This post describes our CS109A final project at Harvard: a song recommender built with Spotify’s Million Playlist Dataset (MPD). The project was done together with Alpha Sanneh, Bella Gu, and Denise Yoon. A longer write-up and results are on our project website.
Many music streaming services let users create playlists—curated sets of songs that define a listening experience. A song recommender extends that experience by suggesting tracks that fit well with what’s already in the playlist. Our goal was to build such a system: given the songs in a playlist, recommend new songs that would make good additions, using the MPD.
Introduction
The Million Playlist Dataset contains millions of user-created playlists and the tracks within them. We used it to learn how songs co-occur across playlists and to predict which songs belong together. After an exploratory phase (including building a local SQLite database to query the ~12GB dataset), we focused on matrix factorization: we treat the data as a sparse playlist–song matrix and learn latent factors so we can fill in “missing” songs for a given playlist.
The model
We built a weighted matrix factorization model on a sparse playlist-by-song matrix. The idea is that both playlists and songs live in a lower-dimensional space; once we learn those embeddings, we can score any playlist–song pair and rank candidate songs for a playlist. The pipeline included:
- Sparse matrix construction — filtering rarely-seen songs and very short playlists to control sparsity
- Train–test split — holding out some playlist–song pairs for evaluation. We masked a certain percentage of interactions in the train set and revealed them in the test set to compare the real interactions to the interactions we predicted. Our validation set was the set of songs that were masked in the training set.

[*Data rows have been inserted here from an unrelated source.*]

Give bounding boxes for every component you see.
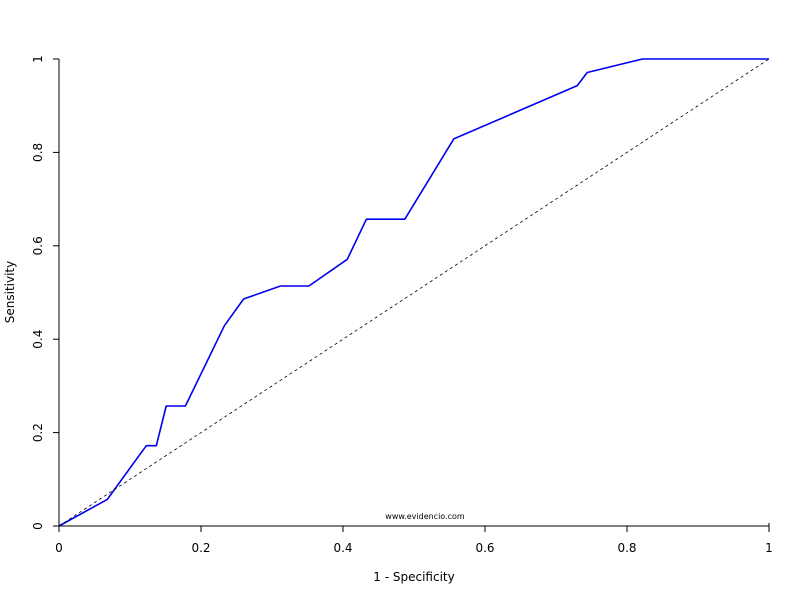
x-tick-label: 0.6 [475, 541, 494, 555]
watermark-text: www.evidencio.com [385, 512, 465, 521]
y-tick-label: 0.2 [31, 423, 45, 442]
y-tick-label: 0.6 [31, 236, 45, 255]
y-tick-label: 0 [31, 522, 45, 530]
x-tick-label: 0.8 [617, 541, 636, 555]
y-axis-title: Sensitivity [3, 261, 17, 323]
x-tick-label: 1 [765, 541, 773, 555]
y-tick-label: 0.4 [31, 330, 45, 349]
x-axis-title: 1 - Specificity [373, 570, 454, 584]
x-tick-label: 0.4 [333, 541, 352, 555]
x-axis-ticks: 0 0.2 0.4 0.6 0.8 1 [55, 526, 773, 555]
y-tick-label: 0.8 [31, 143, 45, 162]
series-layer [58, 58, 770, 527]
y-tick-label: 1 [31, 55, 45, 63]
y-axis-ticks: 0 0.2 0.4 0.6 0.8 1 [31, 55, 59, 530]
x-tick-label: 0 [55, 541, 63, 555]
x-tick-label: 0.2 [191, 541, 210, 555]
roc-curve-line [58, 58, 769, 527]
reference-diagonal-line [58, 58, 770, 527]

- Matrix factorization — fitting the model (we used ideas from implicit feedback recommenders and the implicit library)
- Hyperparameter tuning — grid search over key parameters
We also explored audio features from the Spotify API (e.g. for a cosine-similarity or item-based model) on a subset of the data; the main recommender is matrix factorization on the MPD.
Results
We evaluated recommendations on held-out data, e.g. how well we predict missing songs in a playlist. To evaluate our models' performances, we used precision@K which evaluates the proportion of K recommended items that are relevant to the user. In our case, this means what proportion of K recommended songs are actually present in the playlist. For all models, we chose to set K=10, meaning we recommended 10 songs for each playlist.
- Our popularity based model, which simply recommended the top 10 most popular songs in the dataset for every playlist, had a precision@K of 6.5% on the train set and 0.75% on the validation set.

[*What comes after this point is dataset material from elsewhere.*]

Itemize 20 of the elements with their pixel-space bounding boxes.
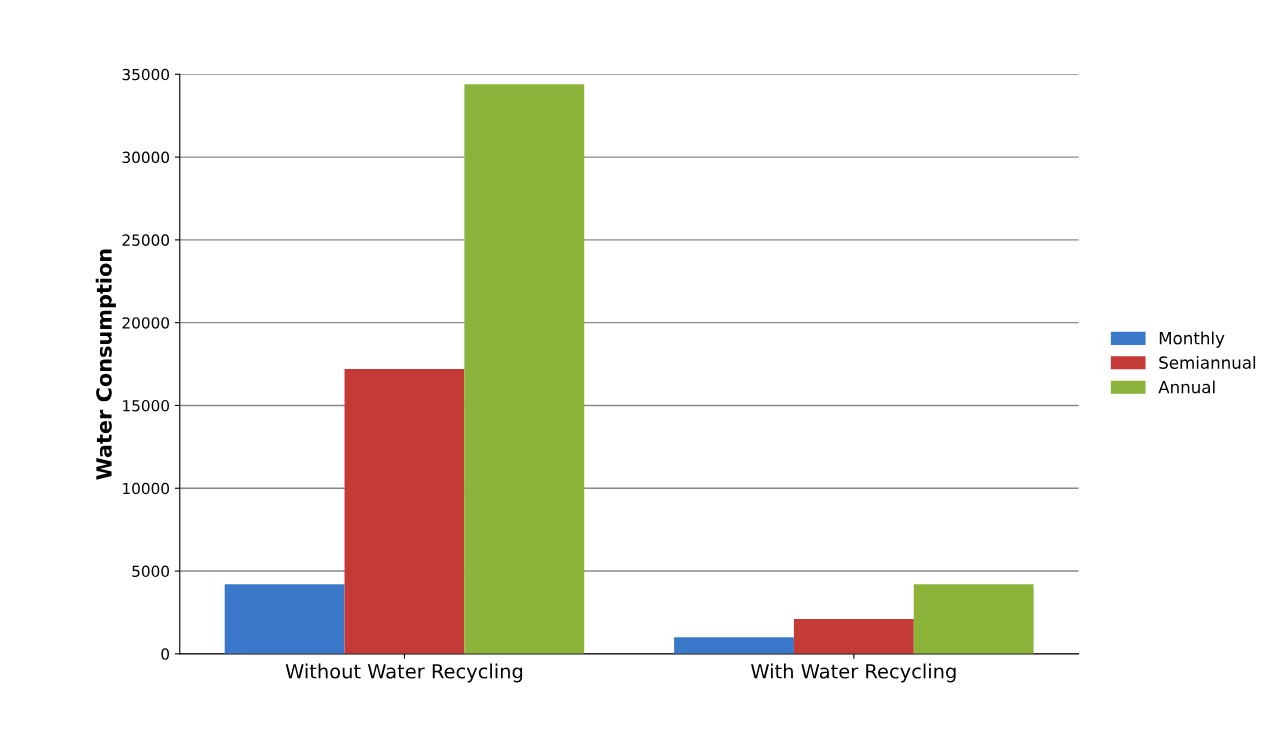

- Constrained grid search to optimize alpha, factors, and regularization parameters gave us the best results, with a precision@K of 45.58% on the train set and 5.96% on the validation set. The performance improved a lot with our matrix factorization!
The write-up on our project website goes into more detail on metrics and examples.
Final thoughts
The project was a good exercise in working with a large, sparse dataset and in implementing a classic recommendation approach. Possible next steps we had in mind: more efficient hyperparameter search (e.g. Bayesian optimization), studying the effect of matrix sparsity on performance, and extending the engine to handle novel playlists or cold-start settings.